A bag-of-words (BoW) is possibly the most prominent
representation of text for multiple reasons: it is easy to use,
and it leads to sparse and compact representations of documents,
and to reasonable results in many scenarios. However, bag-of-words will
inevitably lead to
poor representations when there are only a few relevant terms in the
document. In this paper, we propose a mapping to contextualize documents
onto Wikipedia to identify additional relevant terms, capturing
the context of the document.

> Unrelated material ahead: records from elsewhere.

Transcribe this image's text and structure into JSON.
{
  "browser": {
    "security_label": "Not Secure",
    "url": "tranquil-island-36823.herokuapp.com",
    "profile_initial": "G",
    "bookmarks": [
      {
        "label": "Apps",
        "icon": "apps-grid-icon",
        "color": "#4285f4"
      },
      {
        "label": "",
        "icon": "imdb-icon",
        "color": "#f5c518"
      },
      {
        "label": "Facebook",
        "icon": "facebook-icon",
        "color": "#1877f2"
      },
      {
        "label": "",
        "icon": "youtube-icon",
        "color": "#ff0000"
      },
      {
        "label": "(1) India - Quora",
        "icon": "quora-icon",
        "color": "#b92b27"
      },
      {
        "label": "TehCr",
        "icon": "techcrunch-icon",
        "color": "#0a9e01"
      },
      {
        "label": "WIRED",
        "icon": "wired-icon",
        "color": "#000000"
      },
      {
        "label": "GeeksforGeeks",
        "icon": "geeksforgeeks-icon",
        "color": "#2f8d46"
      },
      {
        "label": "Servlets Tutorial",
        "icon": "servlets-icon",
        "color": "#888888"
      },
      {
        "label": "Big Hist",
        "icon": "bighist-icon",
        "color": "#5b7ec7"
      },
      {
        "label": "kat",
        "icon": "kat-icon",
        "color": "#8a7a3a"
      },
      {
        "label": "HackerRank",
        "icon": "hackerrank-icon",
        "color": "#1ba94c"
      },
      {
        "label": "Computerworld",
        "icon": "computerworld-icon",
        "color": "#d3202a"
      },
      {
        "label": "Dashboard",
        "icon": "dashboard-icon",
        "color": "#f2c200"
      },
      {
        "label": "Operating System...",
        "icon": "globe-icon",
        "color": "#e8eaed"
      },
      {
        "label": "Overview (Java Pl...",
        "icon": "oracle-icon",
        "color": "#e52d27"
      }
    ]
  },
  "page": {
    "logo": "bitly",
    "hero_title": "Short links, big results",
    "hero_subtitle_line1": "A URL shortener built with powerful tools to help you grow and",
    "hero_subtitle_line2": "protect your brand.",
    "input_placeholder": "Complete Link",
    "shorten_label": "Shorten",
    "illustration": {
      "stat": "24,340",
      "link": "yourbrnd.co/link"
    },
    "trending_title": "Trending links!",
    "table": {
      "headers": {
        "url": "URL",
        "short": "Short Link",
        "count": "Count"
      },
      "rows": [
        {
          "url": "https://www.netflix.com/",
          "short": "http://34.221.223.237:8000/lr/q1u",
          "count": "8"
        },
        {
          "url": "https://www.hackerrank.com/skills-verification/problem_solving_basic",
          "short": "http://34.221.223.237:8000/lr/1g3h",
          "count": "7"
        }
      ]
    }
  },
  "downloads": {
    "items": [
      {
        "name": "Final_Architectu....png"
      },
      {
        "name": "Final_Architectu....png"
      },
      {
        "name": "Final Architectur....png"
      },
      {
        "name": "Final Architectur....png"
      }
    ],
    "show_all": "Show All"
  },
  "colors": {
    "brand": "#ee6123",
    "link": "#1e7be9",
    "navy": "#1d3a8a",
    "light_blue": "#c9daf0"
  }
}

Given a document, our approach generates a
ranked list of all terms in the knowledge base and augments the
top-$k$ to the initial BoW representation.
Our method is based on co-citation, solely relies on the
link structure of Wikipedia and can be computed very efficiently.
We show empirically on Reuters21578, 20-Newsgroups, and an IMDB movie data set
that the predictive performance of state-of-the-art text classifiers
is significantly increased for the contextual representation. Our approach
consistently outperforms the bag-of-words baseline.